Укрытие, стр. 14

Она присаживается у обочины на корточки и ищет в сумке перчатки, находит одну и вспоминает, где вторая — в столовой на каминной полке. Она снимала их, чтобы написать папе записку. Мэри открывает кошелек, пересчитывает деньги, которые удалось накопить. Каждое утро по любой погоде — в Пендерин, в «Шахтерское счастье». Расколешь лед в бочке с водой, сунешь туда руки, а они от студеной воды совсем потрескались, стали как куриные лапы: шутка ли, простоять всю зиму во дворе, чистя картошку! А по вечерам! Мужчины с остекленевшим взглядом и провонявшие дрожжами пялятся на нее, пока она наливает им в кружки пиво, только пялятся — ни слова не проронят. И жар, жар от их припорошенных углем глаз.

Все ради тебя, говорит она, потирая замерзшие руки. Сукин ты сын!

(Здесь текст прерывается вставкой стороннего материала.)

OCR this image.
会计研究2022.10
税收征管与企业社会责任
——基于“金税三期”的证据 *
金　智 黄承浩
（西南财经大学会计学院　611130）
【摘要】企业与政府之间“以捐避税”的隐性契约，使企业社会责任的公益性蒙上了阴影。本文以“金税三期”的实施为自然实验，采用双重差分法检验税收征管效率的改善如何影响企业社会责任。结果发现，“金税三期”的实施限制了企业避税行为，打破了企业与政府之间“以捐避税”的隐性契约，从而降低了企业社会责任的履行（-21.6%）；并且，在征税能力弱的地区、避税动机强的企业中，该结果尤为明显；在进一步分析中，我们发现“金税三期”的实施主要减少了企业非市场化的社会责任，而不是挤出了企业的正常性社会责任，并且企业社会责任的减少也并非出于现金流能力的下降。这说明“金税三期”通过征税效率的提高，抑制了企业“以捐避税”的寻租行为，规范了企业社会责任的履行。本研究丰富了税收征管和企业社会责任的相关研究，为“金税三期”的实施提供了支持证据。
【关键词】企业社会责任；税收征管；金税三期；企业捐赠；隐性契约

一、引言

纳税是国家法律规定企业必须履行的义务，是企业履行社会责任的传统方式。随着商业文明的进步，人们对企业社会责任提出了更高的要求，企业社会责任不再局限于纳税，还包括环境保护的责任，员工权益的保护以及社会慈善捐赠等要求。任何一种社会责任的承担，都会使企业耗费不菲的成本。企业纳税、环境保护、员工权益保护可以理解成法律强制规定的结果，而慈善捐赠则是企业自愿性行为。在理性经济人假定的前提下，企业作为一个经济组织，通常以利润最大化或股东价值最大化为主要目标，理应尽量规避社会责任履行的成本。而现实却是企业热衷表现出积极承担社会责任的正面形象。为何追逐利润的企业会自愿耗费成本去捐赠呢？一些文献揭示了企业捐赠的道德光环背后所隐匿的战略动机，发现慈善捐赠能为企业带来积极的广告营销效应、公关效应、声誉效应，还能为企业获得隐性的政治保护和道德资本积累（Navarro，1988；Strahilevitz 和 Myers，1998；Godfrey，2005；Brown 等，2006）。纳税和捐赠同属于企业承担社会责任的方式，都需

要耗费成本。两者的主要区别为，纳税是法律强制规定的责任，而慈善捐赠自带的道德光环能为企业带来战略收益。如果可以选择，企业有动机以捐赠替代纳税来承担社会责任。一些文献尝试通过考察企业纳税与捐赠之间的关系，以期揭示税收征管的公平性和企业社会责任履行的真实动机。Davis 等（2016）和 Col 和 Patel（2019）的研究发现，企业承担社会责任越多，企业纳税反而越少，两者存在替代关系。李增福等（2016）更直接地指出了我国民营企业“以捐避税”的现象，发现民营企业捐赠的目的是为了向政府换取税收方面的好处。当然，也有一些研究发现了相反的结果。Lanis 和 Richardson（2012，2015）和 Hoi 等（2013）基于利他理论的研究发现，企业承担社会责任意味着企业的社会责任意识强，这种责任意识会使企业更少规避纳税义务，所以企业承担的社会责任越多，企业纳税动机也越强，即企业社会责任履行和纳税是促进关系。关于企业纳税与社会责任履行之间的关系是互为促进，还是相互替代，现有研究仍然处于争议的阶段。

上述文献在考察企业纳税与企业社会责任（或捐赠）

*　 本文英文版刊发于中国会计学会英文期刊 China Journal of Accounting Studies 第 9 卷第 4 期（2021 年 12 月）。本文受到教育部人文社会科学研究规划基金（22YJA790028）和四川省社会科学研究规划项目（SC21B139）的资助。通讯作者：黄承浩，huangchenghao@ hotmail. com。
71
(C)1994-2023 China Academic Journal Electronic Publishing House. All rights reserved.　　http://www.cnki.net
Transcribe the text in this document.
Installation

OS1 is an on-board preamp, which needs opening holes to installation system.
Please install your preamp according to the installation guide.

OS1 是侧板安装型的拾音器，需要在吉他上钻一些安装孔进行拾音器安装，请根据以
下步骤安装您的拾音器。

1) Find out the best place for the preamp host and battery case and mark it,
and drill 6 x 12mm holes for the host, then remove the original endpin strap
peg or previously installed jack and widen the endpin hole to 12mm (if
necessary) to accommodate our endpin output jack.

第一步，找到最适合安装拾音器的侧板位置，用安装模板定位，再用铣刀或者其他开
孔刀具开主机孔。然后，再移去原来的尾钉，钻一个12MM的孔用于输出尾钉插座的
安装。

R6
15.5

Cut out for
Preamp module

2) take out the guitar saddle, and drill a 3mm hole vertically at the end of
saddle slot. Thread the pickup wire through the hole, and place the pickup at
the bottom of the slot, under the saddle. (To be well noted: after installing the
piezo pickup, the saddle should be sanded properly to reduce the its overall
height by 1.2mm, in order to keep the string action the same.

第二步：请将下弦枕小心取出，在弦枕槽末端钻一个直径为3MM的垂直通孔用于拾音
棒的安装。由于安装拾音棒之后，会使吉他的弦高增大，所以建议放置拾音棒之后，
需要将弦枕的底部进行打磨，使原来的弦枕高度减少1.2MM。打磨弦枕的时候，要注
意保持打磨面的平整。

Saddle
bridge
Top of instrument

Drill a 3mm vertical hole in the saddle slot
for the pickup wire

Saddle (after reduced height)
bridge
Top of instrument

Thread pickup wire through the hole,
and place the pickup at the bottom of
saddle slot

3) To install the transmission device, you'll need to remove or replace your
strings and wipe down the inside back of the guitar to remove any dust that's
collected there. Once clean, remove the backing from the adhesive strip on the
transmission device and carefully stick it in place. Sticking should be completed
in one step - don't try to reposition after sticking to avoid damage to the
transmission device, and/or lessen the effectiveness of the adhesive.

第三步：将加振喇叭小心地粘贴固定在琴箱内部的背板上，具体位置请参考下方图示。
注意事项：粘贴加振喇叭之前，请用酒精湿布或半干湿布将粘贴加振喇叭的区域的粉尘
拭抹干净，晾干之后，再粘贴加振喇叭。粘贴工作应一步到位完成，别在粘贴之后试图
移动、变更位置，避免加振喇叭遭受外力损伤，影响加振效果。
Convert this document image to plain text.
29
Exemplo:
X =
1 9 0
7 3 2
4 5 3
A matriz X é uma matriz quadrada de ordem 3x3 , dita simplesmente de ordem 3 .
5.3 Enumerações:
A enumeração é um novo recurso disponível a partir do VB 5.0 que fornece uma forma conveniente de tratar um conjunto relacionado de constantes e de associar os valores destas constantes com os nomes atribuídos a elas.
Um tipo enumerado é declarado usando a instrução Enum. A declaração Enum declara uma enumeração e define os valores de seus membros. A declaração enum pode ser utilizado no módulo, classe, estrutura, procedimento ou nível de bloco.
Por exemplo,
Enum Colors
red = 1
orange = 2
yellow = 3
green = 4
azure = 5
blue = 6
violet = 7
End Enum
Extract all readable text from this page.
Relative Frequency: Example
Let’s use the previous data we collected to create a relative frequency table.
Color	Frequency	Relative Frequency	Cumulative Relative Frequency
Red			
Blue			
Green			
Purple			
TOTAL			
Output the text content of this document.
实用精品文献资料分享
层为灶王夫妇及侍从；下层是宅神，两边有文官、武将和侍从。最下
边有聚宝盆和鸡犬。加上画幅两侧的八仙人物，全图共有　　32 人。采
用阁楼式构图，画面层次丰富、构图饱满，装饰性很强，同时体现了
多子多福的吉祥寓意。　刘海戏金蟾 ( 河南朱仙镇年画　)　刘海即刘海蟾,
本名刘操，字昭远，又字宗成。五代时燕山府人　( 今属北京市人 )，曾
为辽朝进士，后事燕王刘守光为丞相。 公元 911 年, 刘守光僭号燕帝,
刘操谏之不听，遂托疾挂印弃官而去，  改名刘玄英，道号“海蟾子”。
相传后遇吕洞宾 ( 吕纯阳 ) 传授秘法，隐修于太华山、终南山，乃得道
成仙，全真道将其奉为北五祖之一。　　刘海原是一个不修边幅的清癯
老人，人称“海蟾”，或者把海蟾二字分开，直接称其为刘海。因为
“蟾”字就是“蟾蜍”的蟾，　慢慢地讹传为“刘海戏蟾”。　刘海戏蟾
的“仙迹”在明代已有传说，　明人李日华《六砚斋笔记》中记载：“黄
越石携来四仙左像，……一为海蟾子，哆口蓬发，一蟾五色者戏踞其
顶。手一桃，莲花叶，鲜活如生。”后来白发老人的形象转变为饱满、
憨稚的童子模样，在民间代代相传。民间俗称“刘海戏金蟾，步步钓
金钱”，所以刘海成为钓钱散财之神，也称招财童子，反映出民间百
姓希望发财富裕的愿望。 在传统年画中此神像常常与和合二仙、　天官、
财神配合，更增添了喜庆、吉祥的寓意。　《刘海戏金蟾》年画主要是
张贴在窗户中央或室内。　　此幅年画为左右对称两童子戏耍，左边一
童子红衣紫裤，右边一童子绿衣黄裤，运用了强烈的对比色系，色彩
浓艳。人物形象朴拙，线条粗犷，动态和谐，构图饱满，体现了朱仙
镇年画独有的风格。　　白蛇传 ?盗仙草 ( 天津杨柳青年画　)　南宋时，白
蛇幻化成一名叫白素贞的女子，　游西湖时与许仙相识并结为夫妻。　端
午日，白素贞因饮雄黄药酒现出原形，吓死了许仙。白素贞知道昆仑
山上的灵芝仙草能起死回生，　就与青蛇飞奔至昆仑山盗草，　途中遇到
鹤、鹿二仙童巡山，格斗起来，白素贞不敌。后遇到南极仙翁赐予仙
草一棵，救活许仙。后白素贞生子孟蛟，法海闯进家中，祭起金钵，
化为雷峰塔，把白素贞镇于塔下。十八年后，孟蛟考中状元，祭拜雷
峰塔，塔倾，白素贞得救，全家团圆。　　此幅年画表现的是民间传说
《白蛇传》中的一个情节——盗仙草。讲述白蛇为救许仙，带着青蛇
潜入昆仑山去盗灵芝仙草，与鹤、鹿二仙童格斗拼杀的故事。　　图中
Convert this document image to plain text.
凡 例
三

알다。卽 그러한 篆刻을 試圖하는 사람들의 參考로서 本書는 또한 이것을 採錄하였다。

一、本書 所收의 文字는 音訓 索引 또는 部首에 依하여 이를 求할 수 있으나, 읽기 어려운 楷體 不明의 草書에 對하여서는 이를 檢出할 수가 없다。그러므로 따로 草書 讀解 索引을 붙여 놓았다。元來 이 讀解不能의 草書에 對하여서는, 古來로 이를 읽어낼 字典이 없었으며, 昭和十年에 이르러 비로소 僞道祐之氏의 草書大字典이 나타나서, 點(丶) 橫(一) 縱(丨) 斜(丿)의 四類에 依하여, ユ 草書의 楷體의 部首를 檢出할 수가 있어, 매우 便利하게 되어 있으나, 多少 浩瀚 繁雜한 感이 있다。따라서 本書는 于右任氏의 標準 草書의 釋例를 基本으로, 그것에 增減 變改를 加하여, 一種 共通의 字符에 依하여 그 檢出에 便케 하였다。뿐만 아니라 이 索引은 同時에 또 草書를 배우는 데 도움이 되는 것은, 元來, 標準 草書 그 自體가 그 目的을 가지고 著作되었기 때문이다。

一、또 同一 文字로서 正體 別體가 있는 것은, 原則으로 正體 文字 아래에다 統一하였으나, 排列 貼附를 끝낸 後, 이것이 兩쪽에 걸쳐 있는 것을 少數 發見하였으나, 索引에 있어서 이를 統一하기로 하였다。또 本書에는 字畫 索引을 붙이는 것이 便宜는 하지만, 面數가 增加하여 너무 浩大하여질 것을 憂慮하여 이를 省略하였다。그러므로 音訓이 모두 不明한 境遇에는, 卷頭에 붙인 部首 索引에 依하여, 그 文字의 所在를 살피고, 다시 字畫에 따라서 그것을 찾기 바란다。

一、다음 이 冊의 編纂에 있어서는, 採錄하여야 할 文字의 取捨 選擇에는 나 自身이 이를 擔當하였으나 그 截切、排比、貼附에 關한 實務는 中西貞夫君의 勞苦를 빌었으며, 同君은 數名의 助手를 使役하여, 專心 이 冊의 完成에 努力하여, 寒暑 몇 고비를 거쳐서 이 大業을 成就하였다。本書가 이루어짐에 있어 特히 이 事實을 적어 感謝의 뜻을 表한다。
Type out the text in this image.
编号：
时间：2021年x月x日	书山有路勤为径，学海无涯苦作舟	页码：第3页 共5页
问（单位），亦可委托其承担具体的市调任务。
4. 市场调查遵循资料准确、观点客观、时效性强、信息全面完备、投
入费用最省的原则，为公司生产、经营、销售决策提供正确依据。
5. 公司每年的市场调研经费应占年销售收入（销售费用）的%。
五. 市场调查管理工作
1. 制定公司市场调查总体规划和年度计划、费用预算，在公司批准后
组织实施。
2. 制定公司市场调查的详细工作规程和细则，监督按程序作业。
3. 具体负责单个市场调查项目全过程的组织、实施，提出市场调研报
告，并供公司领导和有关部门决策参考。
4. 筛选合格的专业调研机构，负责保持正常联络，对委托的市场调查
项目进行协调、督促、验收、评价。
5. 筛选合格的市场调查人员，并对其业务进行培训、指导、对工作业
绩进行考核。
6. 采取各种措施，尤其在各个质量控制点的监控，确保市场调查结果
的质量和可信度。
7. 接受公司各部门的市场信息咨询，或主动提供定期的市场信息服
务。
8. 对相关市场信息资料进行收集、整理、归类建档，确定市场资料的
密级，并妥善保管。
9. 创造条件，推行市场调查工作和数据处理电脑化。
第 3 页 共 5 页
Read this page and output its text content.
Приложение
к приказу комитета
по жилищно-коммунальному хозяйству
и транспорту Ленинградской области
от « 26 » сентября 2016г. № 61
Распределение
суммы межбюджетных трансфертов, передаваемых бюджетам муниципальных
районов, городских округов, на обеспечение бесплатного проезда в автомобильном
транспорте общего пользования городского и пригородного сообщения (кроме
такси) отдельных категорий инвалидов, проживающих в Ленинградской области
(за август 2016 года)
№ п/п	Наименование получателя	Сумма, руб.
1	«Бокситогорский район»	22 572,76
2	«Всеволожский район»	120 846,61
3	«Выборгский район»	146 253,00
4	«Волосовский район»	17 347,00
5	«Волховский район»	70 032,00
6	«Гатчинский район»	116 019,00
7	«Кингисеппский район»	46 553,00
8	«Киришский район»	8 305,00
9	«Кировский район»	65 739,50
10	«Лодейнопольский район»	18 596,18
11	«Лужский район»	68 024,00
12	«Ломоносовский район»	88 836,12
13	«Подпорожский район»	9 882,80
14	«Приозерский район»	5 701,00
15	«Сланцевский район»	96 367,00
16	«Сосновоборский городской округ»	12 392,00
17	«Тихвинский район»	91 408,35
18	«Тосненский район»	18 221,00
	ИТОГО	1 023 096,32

Мэри закидывает сумку на плечо и решает, что в Кардифф пойдет все равно. Но деньги транжирить не собирается, даже на автобус: доходит, стерев ноги в кровь и клокоча от злости, до главной дороги и поднимает руку.

Все глубже и глубже. Сон, который, как мама думала, уже не придет никогда, накрывает ее. Автобус трясется по Пэрейд, останавливается, снова трогается, и звяканье колокольчика кондуктора, гул пьяных разговоров вплетаются в ее сны.

Эй, ты! Я тебе, тебе!

Мужчина размахивает салфеткой как сигнальным флажком.

Я сказал — два «Лэмз»! «Лэмз»!

Мэри хочется вырвать у него салфетку и запихнуть в глотку. Но она виновато улыбается, ставит отвергнутые стаканы обратно на поднос и несется к бару. Это ее второй вечер в баре Лючано. Ей что ром, что коровье молоко. А они чего только не требуют: джин с имбирной, ананасовую шипучку, скотч с закуской. Не то что в «Шахтерском счастье», где пили только пиво, легкое или горькое — в зависимости от настроения.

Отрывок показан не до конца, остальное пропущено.